Zelle Hofmann attorneys Shannon O'Malley, Jennifer Gibbs, and Brad Brewer represent Liberty Mutual Fire Insurance Co. in a dispute over the number of occurrences relating to an interruption of electrical service during the operation of a large rotary furnace. The case against Liberty Mutual was recently dismissed after a finding of a single occurrence. The ruling was reported in Mealey's Litigation Reporter.
Magistrate Dismisses Case After Finding All Damage Attributable To Power Outage
A Texas federal magistrate judge on August 6 dismissed a coverage case arising from an insured's damaged rotary furnace after determining July 29 that all of the loss or damage to the furnace constituted one "occurrence" under an "all risk" policy because all of the damage is attributable, at least indirectly, to a May 2007 power outage (All Metals Inc. v. Liberty Mutual Fire Insurance Co., No. 3-09-CV-0846-BD, N.D. Texas, Dallas Div.; 2010 U.S. Dist. LEXIS 77658).
All Metals Inc. filed a claim with its "all risk" insurer, Liberty Mutual Fire Insurance Co., for damage to a rotary furnace at its recycling facility caused by a May 2, 2007, power outage following a thunderstorm.

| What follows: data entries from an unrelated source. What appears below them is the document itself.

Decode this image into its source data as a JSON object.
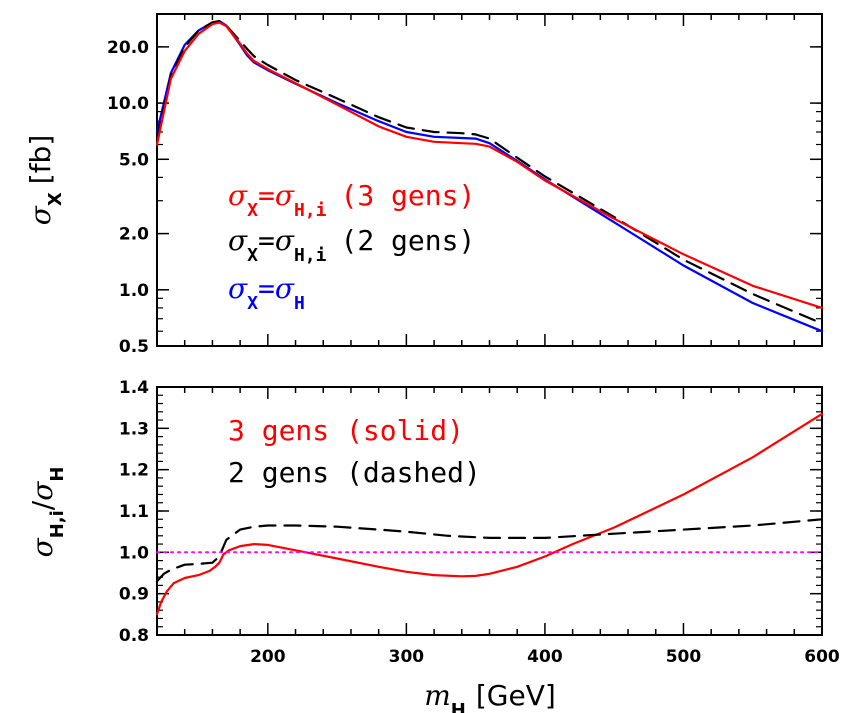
{
  "chart_data": [
    {
      "type": "line",
      "panel": "top",
      "yscale": "log",
      "xlim": [
        120,
        600
      ],
      "ylim": [
        0.5,
        30
      ],
      "yticks": [
        0.5,
        1.0,
        2.0,
        5.0,
        10.0,
        20.0
      ],
      "ytick_labels": [
        "0.5",
        "1.0",
        "2.0",
        "5.0",
        "10.0",
        "20.0"
      ],
      "ylabel": {
        "sym": "σ",
        "sub": "X",
        "unit": "[fb]"
      },
      "legend": [
        {
          "lhs": "σ",
          "lhs_sub": "X",
          "eq": "=",
          "rhs": "σ",
          "rhs_sub": "H,i",
          "note": "(3 gens)",
          "color": "#ff0000"
        },
        {
          "lhs": "σ",
          "lhs_sub": "X",
          "eq": "=",
          "rhs": "σ",
          "rhs_sub": "H,i",
          "note": "(2 gens)",
          "color": "#000000"
        },
        {
          "lhs": "σ",
          "lhs_sub": "X",
          "eq": "=",
          "rhs": "σ",
          "rhs_sub": "H",
          "note": "",
          "color": "#0000ff"
        }
      ],
      "series": [
        {
          "color": "#0000ff",
          "style": "solid",
          "x": [
            120,
            130,
            140,
            150,
            160,
            165,
            170,
            180,
            185,
            190,
            200,
            220,
            250,
            280,
            300,
            320,
            340,
            350,
            360,
            380,
            400,
            450,
            500,
            550,
            600
          ],
          "y": [
            7.0,
            14.5,
            20.5,
            24.5,
            27.0,
            27.5,
            26.0,
            20.5,
            18.0,
            16.5,
            15.0,
            12.7,
            10.0,
            8.0,
            7.0,
            6.6,
            6.5,
            6.45,
            6.1,
            4.9,
            3.9,
            2.3,
            1.35,
            0.85,
            0.6
          ]
        },
        {
          "color": "#000000",
          "style": "dashed",
          "x": [
            120,
            130,
            140,
            150,
            160,
            165,
            170,
            180,
            185,
            190,
            200,
            220,
            250,
            280,
            300,
            320,
            340,
            350,
            360,
            380,
            400,
            450,
            500,
            550,
            600
          ],
          "y": [
            6.5,
            14.0,
            20.0,
            24.5,
            27.0,
            27.5,
            26.0,
            21.5,
            19.5,
            17.8,
            16.0,
            13.3,
            10.6,
            8.4,
            7.4,
            7.0,
            6.9,
            6.8,
            6.45,
            5.1,
            4.05,
            2.45,
            1.45,
            0.95,
            0.66
          ]
        },
        {
          "color": "#ff0000",
          "style": "solid",
          "x": [
            120,
            130,
            140,
            150,
            160,
            165,
            170,
            180,
            185,
            190,
            200,
            220,
            250,
            280,
            300,
            320,
            340,
            350,
            360,
            380,
            400,
            450,
            500,
            550,
            600
          ],
          "y": [
            6.0,
            13.5,
            19.0,
            23.5,
            26.5,
            27.0,
            25.8,
            20.8,
            18.4,
            16.8,
            15.2,
            12.8,
            9.8,
            7.5,
            6.6,
            6.2,
            6.1,
            6.05,
            5.85,
            4.85,
            3.85,
            2.4,
            1.55,
            1.05,
            0.8
          ]
        }
      ]
    },
    {
      "type": "line",
      "panel": "bottom",
      "xlim": [
        120,
        600
      ],
      "ylim": [
        0.8,
        1.4
      ],
      "xticks": [
        200,
        300,
        400,
        500,
        600
      ],
      "xtick_labels": [
        "200",
        "300",
        "400",
        "500",
        "600"
      ],
      "yticks": [
        0.8,
        0.9,
        1.0,
        1.1,
        1.2,
        1.3,
        1.4
      ],
      "ytick_labels": [
        "0.8",
        "0.9",
        "1.0",
        "1.1",
        "1.2",
        "1.3",
        "1.4"
      ],
      "xlabel": {
        "sym": "m",
        "sub": "H",
        "unit": "[GeV]"
      },
      "ylabel": {
        "sym": "σ",
        "sub": "H,i",
        "slash": "/",
        "sym2": "σ",
        "sub2": "H"
      },
      "legend": [
        {
          "text": "3 gens (solid)",
          "color": "#ff0000"
        },
        {
          "text": "2 gens (dashed)",
          "color": "#000000"
        }
      ],
      "series": [
        {
          "color": "#ff0000",
          "style": "solid",
          "x": [
            120,
            123,
            127,
            132,
            140,
            150,
            158,
            162,
            165,
            168,
            172,
            180,
            190,
            200,
            220,
            250,
            280,
            300,
            320,
            340,
            350,
            360,
            380,
            400,
            420,
            450,
            500,
            550,
            600
          ],
          "y": [
            0.85,
            0.88,
            0.905,
            0.925,
            0.938,
            0.945,
            0.955,
            0.965,
            0.975,
            0.995,
            1.005,
            1.015,
            1.02,
            1.018,
            1.005,
            0.985,
            0.965,
            0.953,
            0.945,
            0.942,
            0.943,
            0.948,
            0.965,
            0.99,
            1.02,
            1.06,
            1.14,
            1.23,
            1.335
          ]
        },
        {
          "color": "#000000",
          "style": "dashed",
          "x": [
            120,
            125,
            130,
            140,
            150,
            160,
            165,
            170,
            180,
            190,
            200,
            220,
            250,
            280,
            300,
            330,
            360,
            400,
            450,
            500,
            550,
            600
          ],
          "y": [
            0.93,
            0.948,
            0.958,
            0.97,
            0.972,
            0.975,
            0.99,
            1.03,
            1.055,
            1.062,
            1.065,
            1.065,
            1.062,
            1.055,
            1.05,
            1.04,
            1.035,
            1.035,
            1.045,
            1.055,
            1.065,
            1.08
          ]
        },
        {
          "color": "#ff00ff",
          "style": "dotted",
          "x": [
            120,
            600
          ],
          "y": [
            1.0,
            1.0
          ]
        }
      ]
    }
  ]
}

Finding that damage to the furnace was the result of one "occurrence," Liberty Mutual paid All Metals $500,000, which represented the limit of liability under the policy's Services Interruption Coverage Extension endorsement.
All Metals asserted that two other "occurrences" resulted in $3 million in additional losses, including reheating the furnace on May 4-8, 2007, which damaged the furnace shell, electrical wiring, grease trap and insulating brick, and curing of new brick on May 22-24, 2007, which damaged the brick and other furnace components.
All Metals sued Liberty Mutual in the 86th Judicial District Court for Kaufman County, Texas, for breach of contract, breach of the duty of good faith and fair dealing and violations of the Texas Deceptive Trade Practices Act and the Texas Insurance Code. The insurer removed the case to the U.S. District Court for the Northern District of Texas, where both parties moved for partial summary judgment.
Magistrate Judge Jeff Kaplan found that only one occurrence occurred under the policy.
"Considering the policy language and the facts stipulated by the parties, the court determines as a matter of law that all the damage to the All Metals furnace was 'caused,' either directly or indirectly, by the May 2, 2007 power outage," the magistrate judge said.
The magistrate judge noted that an engineering firm hired by All Metals found that "the steel shell suffered from a series of repair events following a power outage with a full metal charge. Necessary repair from the power outage event (furnace heating, re-brick curing, temperature excursions and related pressures) severely damaged the steel shell to the point of its failure and complete uselessness. Had the furnace not gone through the power outage event, the failure would not have occurred."
The magistrate judge rejected All Metals' contention that the "power outage was a 'distinct and discrete' event that resulted only in damage to the furnace's brick lining when the cooling metal caused the brick to pull away from the shell."
"Even if the May 2, 2007 power outage did not directly cause the damage resulting from reheating the furnace on May 4-8, 2007 and May 22-24, 2007, the integrity of the furnace would not have been compromised had it not been for the initial power outage. Nor would the installation or curing of new brick have been required. Thus, the power outage was at least an indirect cause of the loss or damage incurred on May 4-8, 2007 and May 22-24, 2007," the magistrate judge said, granting Liberty Mutual's motion and denying All Metals' motion for partial summary judgment.
On August 5, both parties filed an agreed motion to dismiss with prejudice all claims against Liberty Mutual. The magistrate judge granted the motion.